You can’t put a price tag on Sovalid (unless it’s over $84K)

Gilead Sciences has developed a new drug (Sovaldi) that curesĀ hepatitis C.

This is a huge deal: about 150 million people world wide are chronically infected with the hepatitis C virus (HCV); according to the CDC 60-70% of people with chronic HCV will go on to develop chronic liver disease, 5-20% will develop cirrhosis over 20-30 years, and 1-5% will eventually die from the direct consequences of chronic infection (liver cancer or cirrhosis).

Sovaldi, which cures patients about 90% of the time with minimal side effects, could change all of this. John Castellani, President of Pharmaceutical Research and Manufacturers of America says that this breakthrough is so valuable, that “you just can’t put a price tag on it.”

But of course, a price tag has been put on it: $84,000 for the 12-week course of treatment (or $1,000) per day.

Pricing of new pharmaceuticals is always a highly nebulous issue; production costs are difficult to ascertain, and trying to incorporate the sunk cost of R&D and of stimulating future R&D makes it harder.

However, Gilead is working to offer lower prices in dozens of developing countries (of the 150 million patients with HCV, only about 1% are in the USA).

To me, this implies one of two things.

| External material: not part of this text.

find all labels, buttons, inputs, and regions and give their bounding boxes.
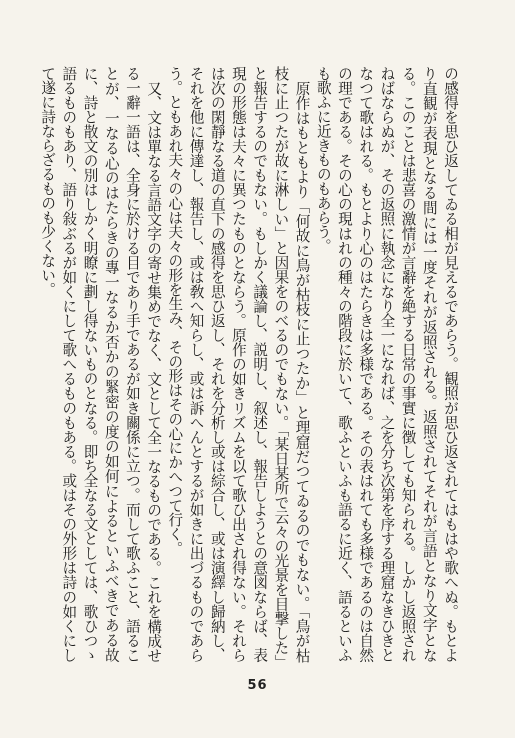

Either Gilead will be selling the drug in developing countries at a price that allows it to make normal profits (in which case Gilead is capturing enormous rents in the USA market from $84K price tag), or whoever pays for the treatment of patients with HCV in developed countries will be subsidizing the treatment of patients in the developing world.

We might get a little insight into the issue from observing how prices in the USA change in response to the following two possibilities. First, Merck has announced that it could be launching a direct substitute for Solvadi as early as 2016; increased competition might lead to lower prices, but of course, a two-firm market is not exactly the textbook example of perfect competition.

However, it’s not inconceivable that generic drugmakers in countries like India or Brazil might convince their governments to deny patents to Sovaldi. This would mean that Gilead would have to make all its profits from the markets in developed countries, which might increase the drugs price in those markets (but it might not if it turns out that they’re already high enough!)